Кружение незримых птиц - страница 27
– А вы сами разве не бежите этой напасти?
– Мне нет нужды бежать.
Игра в загадки порядком утомила меня; ее слова таили в себе бездну смыслов, мне недоступных. Некоторое время мы стояли на январском ветру, не говоря ни слова. Моя прелестная знакомица накинула свой красный шарф на плечи от ночной прохлады; он струился с них, как пара кровавых крыл.
Ворота конюшни заскрипели: конюх, дюжий малый, вывел на двор роскошную белую кобылу; пар от ее ноздрей облачками улетал в бархатное небо. Она перебирала ногами, словно в танце.
Я кивнул в сторону благородного животного:
– Это ваша?
– Что ж, если так? – собеседница моя подошла к кобыле и взяла ее под уздцы. Конюх, верно, ждал награды за свою работу, но она лишь дотронулась до его плеча и тихим голосом что-то сказала; отпрянув, тот поспешно скрылся.
Мне не хотелось, чтобы она уезжала так скоро; пожалуй, чересчур поспешно я выпалил:
– Если это ваша лошадь, то она хороша; пожалуй, в самый раз для путешественника… или путешественницы как вы, синьора.
Она рассмеялась:
– О, но ведь вы правы: я много путешествую.
– Нет ничего лучше странствий; познавать мир, его бесконечные красоты. Когда-то я грезил, что своими глазами увижу чудеса Индий и Сереса.
– Когда-то?
– Вы правы; пожалуй, грежу и сейчас. Впрочем, этому уже не суждено случиться.
– Некоторым мечтам лучше оставаться мечтами, синьор, – она посмотрела мне прямо в глаза, и я почувствовал, что падаю. – Я бывала и в Индиях, и в Сересе, и смею вас уверить, что большая часть небывалых чудес этих земель – лишь пустые россказни.
– Вот как? – сказал я, про себя удивившись, что такая молодая девушка странствовала до самого края света; впрочем, все в ней было слишком удивительным, чтобы это оказалось неправдой. – Что ж, там вовсе нет необычайного?

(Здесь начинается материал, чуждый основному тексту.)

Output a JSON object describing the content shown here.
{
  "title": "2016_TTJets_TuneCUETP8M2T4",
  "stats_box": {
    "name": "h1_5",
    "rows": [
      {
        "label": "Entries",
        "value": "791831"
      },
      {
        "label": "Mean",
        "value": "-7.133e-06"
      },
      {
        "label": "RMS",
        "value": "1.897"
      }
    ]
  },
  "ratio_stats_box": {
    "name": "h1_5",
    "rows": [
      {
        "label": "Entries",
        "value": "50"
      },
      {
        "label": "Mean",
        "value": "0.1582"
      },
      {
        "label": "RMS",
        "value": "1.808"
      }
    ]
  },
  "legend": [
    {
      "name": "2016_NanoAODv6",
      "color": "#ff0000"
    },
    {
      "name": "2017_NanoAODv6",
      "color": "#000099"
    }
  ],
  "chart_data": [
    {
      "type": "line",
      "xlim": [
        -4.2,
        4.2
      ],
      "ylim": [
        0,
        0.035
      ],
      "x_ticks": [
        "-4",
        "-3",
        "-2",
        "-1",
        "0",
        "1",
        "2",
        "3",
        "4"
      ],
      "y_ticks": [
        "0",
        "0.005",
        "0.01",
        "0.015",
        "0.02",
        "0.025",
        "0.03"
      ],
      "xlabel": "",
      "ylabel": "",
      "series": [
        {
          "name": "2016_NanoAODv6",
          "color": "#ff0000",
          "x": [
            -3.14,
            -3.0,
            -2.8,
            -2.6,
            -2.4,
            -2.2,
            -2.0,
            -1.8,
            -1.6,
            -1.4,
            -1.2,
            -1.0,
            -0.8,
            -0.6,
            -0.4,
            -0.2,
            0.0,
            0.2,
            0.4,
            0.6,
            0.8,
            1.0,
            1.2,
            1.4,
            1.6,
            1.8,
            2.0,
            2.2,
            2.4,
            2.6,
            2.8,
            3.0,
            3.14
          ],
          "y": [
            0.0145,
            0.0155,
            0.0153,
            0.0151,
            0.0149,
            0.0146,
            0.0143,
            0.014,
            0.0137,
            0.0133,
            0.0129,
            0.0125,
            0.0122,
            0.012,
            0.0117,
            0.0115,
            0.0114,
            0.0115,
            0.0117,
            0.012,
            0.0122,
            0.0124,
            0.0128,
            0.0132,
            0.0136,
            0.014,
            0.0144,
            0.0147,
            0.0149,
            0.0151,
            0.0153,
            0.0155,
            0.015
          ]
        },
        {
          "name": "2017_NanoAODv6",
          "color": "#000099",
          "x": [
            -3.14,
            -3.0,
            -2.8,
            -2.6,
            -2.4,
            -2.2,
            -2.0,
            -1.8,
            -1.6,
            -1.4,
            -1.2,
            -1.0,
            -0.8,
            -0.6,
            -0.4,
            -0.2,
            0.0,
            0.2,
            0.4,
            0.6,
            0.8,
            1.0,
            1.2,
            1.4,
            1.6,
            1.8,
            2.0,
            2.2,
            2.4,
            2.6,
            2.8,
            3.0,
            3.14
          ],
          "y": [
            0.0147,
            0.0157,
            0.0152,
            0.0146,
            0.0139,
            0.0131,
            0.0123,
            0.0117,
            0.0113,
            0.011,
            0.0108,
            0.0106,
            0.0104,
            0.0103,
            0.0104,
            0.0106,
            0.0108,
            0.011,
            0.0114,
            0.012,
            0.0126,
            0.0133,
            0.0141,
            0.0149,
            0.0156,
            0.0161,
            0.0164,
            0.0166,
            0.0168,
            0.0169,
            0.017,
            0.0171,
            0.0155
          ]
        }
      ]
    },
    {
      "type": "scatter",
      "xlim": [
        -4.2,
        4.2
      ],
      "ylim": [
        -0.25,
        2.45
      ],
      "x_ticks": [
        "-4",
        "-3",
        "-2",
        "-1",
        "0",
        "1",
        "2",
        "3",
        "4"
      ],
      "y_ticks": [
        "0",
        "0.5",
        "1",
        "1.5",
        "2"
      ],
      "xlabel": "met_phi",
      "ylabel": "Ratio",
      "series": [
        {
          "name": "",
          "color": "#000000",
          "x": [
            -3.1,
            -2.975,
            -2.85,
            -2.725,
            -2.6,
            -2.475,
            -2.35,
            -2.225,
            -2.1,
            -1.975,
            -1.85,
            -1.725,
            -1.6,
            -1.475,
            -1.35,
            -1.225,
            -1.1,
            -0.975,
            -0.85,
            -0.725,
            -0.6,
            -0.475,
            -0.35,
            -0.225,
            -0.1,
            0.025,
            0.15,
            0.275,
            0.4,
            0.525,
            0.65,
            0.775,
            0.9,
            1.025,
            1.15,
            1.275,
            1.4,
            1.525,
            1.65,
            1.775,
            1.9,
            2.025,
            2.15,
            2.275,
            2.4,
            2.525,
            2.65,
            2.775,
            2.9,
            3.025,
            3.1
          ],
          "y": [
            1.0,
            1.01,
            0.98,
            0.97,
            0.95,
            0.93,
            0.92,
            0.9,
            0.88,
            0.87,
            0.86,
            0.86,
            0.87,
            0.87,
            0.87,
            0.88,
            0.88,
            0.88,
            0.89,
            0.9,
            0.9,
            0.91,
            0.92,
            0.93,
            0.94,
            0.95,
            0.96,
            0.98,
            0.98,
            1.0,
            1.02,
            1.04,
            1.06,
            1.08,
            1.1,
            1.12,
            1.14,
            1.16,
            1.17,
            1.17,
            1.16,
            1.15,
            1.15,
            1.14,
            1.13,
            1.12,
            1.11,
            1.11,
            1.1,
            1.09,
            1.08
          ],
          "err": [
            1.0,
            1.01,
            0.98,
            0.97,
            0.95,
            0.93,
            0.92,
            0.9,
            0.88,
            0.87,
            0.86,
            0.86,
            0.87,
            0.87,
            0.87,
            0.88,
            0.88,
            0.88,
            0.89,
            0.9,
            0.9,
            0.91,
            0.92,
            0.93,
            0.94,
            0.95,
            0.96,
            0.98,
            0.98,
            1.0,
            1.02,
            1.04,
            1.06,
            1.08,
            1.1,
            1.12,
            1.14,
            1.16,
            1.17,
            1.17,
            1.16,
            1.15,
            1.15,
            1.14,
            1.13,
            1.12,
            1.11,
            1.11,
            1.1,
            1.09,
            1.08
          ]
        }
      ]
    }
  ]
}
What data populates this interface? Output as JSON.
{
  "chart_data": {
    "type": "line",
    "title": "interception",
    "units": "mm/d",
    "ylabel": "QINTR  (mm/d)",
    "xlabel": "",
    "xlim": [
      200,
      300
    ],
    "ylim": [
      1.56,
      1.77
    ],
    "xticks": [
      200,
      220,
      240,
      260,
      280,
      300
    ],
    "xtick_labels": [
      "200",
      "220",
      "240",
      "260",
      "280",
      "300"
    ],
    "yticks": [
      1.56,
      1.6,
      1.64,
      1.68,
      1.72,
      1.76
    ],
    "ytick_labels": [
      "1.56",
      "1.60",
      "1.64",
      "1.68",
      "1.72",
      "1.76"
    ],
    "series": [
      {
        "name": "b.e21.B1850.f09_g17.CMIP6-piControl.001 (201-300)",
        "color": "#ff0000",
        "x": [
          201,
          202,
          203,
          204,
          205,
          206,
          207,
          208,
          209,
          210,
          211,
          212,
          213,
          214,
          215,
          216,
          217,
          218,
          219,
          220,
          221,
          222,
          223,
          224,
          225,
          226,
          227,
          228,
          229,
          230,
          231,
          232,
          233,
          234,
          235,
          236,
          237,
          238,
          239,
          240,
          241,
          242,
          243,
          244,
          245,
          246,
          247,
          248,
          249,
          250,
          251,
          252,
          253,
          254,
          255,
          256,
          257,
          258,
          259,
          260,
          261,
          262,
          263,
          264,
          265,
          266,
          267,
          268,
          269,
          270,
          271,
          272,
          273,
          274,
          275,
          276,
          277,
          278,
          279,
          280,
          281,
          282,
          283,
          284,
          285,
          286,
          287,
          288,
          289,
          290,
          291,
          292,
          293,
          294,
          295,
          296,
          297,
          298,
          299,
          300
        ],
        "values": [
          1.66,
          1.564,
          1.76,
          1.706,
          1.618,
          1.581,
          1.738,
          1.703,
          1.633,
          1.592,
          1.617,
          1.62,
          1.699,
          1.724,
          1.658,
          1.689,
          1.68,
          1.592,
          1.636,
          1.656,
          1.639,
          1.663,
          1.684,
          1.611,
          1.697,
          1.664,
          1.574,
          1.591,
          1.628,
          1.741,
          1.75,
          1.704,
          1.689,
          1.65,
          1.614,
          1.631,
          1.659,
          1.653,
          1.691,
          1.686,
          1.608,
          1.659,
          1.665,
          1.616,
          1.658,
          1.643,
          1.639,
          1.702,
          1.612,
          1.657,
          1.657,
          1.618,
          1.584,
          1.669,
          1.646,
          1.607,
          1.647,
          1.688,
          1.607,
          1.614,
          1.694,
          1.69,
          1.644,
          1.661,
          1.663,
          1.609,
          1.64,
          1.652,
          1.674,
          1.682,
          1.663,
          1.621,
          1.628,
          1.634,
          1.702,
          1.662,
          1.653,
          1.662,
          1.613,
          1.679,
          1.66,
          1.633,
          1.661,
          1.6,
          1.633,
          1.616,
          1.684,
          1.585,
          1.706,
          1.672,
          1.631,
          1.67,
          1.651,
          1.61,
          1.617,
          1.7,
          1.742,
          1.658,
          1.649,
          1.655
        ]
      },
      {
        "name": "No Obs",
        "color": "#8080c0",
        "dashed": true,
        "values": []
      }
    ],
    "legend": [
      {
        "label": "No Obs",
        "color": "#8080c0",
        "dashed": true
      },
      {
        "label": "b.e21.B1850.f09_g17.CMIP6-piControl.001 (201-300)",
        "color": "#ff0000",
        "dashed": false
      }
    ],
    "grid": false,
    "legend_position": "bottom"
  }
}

– Отчего; путешественник найдет там много достойных внимания вещей. Что до псоглавцев и кровожадных бифэнов – их нет.
– Очень жаль; пожалуй, мир был бы интереснее, не окажись они выдумкой. В таком случае, что же там есть?
– О, то же, что и везде – несчастные люди, – с внезапной горечью сказала она.
– Разве все люди несчастны?
– Да, все, синьор, – она снова сжала у горла свой красный шарф, словно защищаясь. – Вы держитесь на плаву, потому что живете надеждой, что после плохих времен наступит золотой век; но плохие времена несут за собой худшие, и ничего не меняется под звездами.
– Вы слишком печальны для вашей юности, – сказал я, стремясь обратить все в шутку; с трудом мне удалось скрыть, как на самом деле я потрясен ее словами.
С неожиданной холодностью она взглянула на меня; узкое лицо ее сделалось жестким, и я понял, что сказал лишнего. Поспешно принес я извинения в собственной неучтивости; я страшился хоть чем-нибудь оскорбить ее. Мало-помалу глаза ее оттаяли; в последний раз она улыбнулась и легко вскочила на лошадь.
– Что ж, прощайте, синьор. Я направляюсь в Испанию – боюсь, нам все еще не по пути.
– Надеюсь, когда-нибудь мы все же разделим один путь.
– Не желайте этого, – серьезно ответила она и тронула кобылу; та сразу сорвалась с места, словно еще один порыв ветра. Красный шарф взметнулся за ее плечами, развернулся диковинным змеем.
Я смотрел вслед всаднице до тех пор, пока ночная тьма не поглотила ее окончательно; дольше всех было видно белую кобылу, что призрачным пятном плыла среди теней. В конце концов исчезла и она.
В странном расположении духа я вернулся на постоялый двор; мне было и радостно, и горько. Встреча эта взволновала меня больше, чем я мог себе представить, так что я даже не сразу спросил у хозяина о свежих лошадях. Мне ответили, что лошадей, вероятно, не будет до утра: конюх внезапно заболел. Решив, что ленивый малый запил, я попросил себе комнату; лишь на рассвете мне наконец удалось заснуть.